Computer Science and Engineering

Publication Date

2001-01-01

Filename

WUCS-01-22.PDF

Technical Report Number

WUCS-01-22

Abstract

Packets in the Internet can experience large queueing delays during busy periods. Backbone routers are generally engineered to have large buffers, in which packets may wait as long as half a second (assuming FIFO service, longer otherwise). During congestion periods, these bufferfs may stay close to full, subjecting packets to long delays, even when the intrinsic latency of the path is relatively small. This paper studies the performance improvements that can be obtained by using more sophisticated packet schedulers, than are typical of Internet routers. The results show that the large buffers found in WAN routers ocntribute only marginally to improving router throughput, and the higher delays that come with large buffers makes them a dubious investment. The results also show that better packet scheduling algorithms can produce dramatic improvements in fairness. Using ns-2 simulations, we show that algrithms using multiple queues can significantly outperform RED and Blue, especially at smaller buffer sizes.
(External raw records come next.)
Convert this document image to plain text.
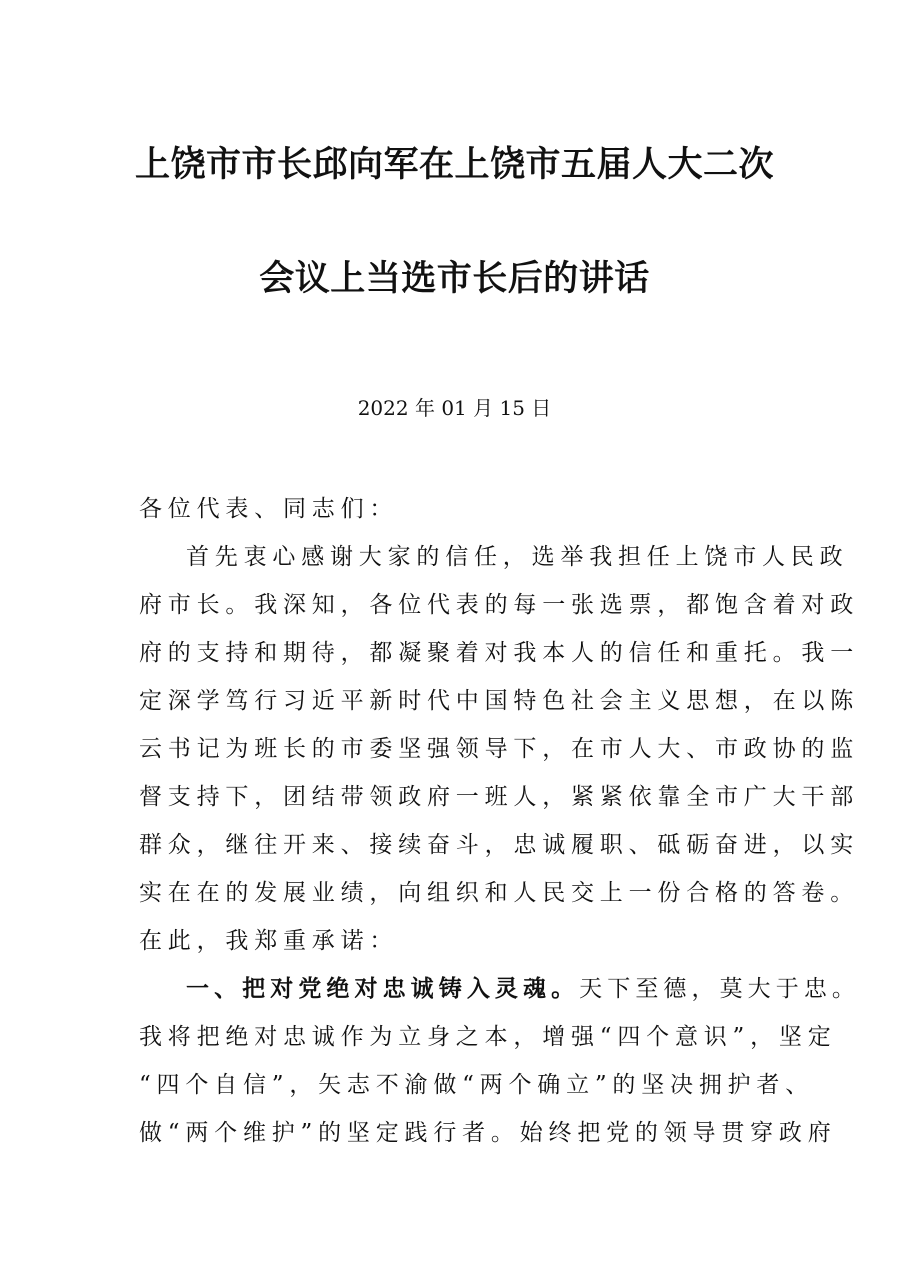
上饶市市长邱向军在上饶市五届人大二次
会议上当选市长后的讲话
2022 年 01 月 15 日
各位代表、同志们：
首先衷心感谢大家的信任，选举我担任上饶市人民政
府市长。我深知，各位代表的每一张选票，都饱含着对政
府的支持和期待，都凝聚着对我本人的信任和重托。我一
定深学笃行习近平新时代中国特色社会主义思想，在以陈
云书记为班长的市委坚强领导下，在市人大、市政协的监
督支持下，团结带领政府一班人，紧紧依靠全市广大干部
群众，继往开来、接续奋斗，忠诚履职、砥砺奋进，以实
实在在的发展业绩，向组织和人民交上一份合格的答卷。
在此，我郑重承诺：
一、把对党绝对忠诚铸入灵魂。天下至德，莫大于忠。
我将把绝对忠诚作为立身之本，增强“四个意识”，坚定
“四个自信”，矢志不渝做“两个确立”的坚决拥护者、
做“两个维护”的坚定践行者。始终把党的领导贯穿政府
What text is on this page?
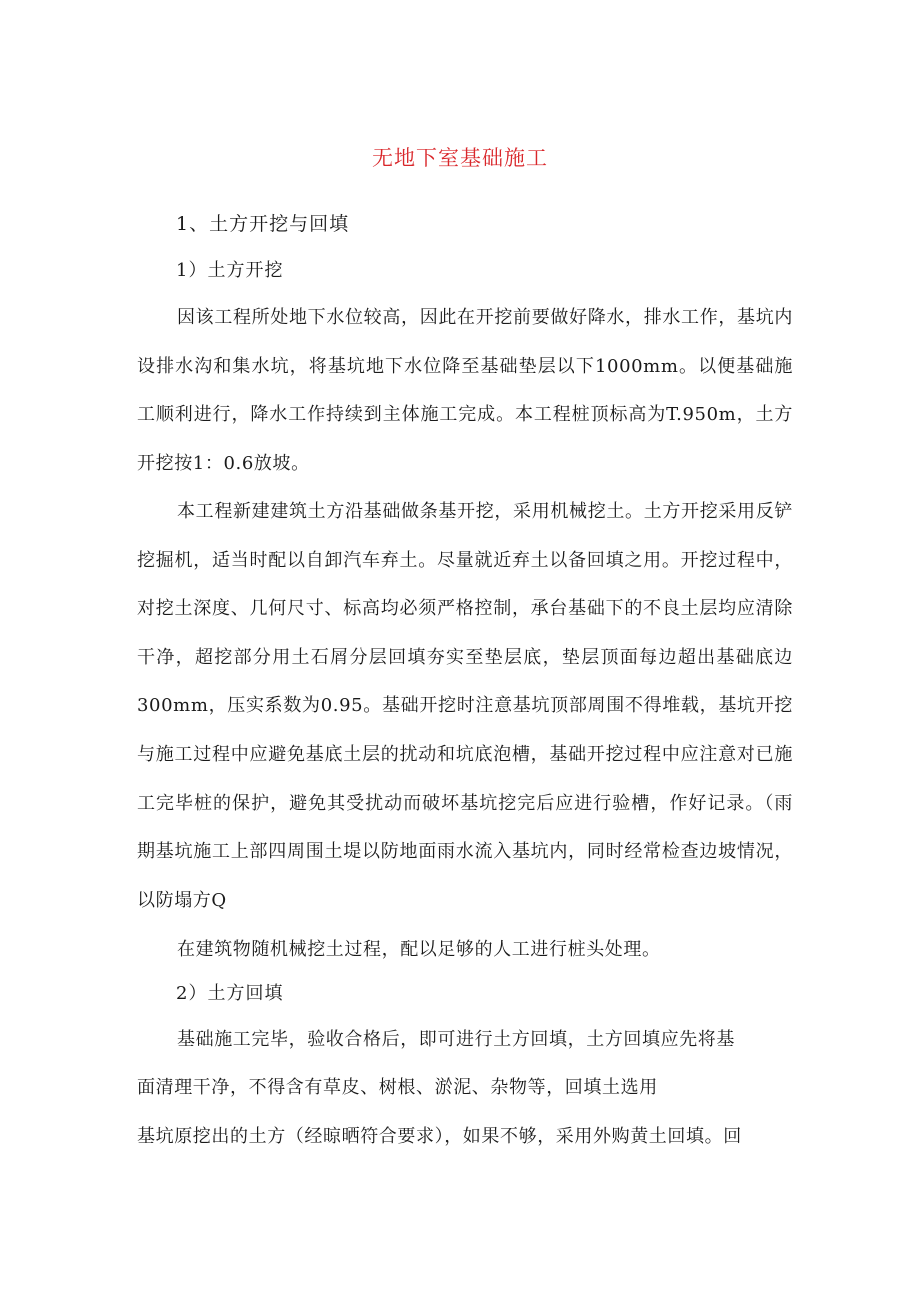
无地下室基础施工
1、土方开挖与回填
1）土方开挖

因该工程所处地下水位较高，因此在开挖前要做好降水，排水工作，基坑内设排水沟和集水坑，将基坑地下水位降至基础垫层以下1000mm。以便基础施工顺利进行，降水工作持续到主体施工完成。本工程桩顶标高为T.950m，土方开挖按1：0.6放坡。

本工程新建建筑土方沿基础做条基开挖，采用机械挖土。土方开挖采用反铲挖掘机，适当时配以自卸汽车弃土。尽量就近弃土以备回填之用。开挖过程中，对挖土深度、几何尺寸、标高均必须严格控制，承台基础下的不良土层均应清除干净，超挖部分用土石屑分层回填夯实至垫层底，垫层顶面每边超出基础底边300mm，压实系数为0.95。基础开挖时注意基坑顶部周围不得堆载，基坑开挖与施工过程中应避免基底土层的扰动和坑底泡槽，基础开挖过程中应注意对已施工完毕桩的保护，避免其受扰动而破坏基坑挖完后应进行验槽，作好记录。（雨期基坑施工上部四周围土堤以防地面雨水流入基坑内，同时经常检查边坡情况，以防塌方Q

在建筑物随机械挖土过程，配以足够的人工进行桩头处理。

2）土方回填

基础施工完毕，验收合格后，即可进行土方回填，土方回填应先将基

面清理干净，不得含有草皮、树根、淤泥、杂物等，回填土选用

基坑原挖出的土方（经晾晒符合要求），如果不够，采用外购黄土回填。回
Over a single-bottleneck link, the variance in TCP goodput using the proposed multiqueue packet schedulers is one-tenth that obtained with RED and one-fifth that obtained wiht Blue. Given a traffic mix of TCP flows with different round-trip times, longer round-trip time flows achieve 80% of their fair-share using multiqueue schedulers, compared to 40% under RED and Blue. We observe a similar performance improvement for multi-hop paths.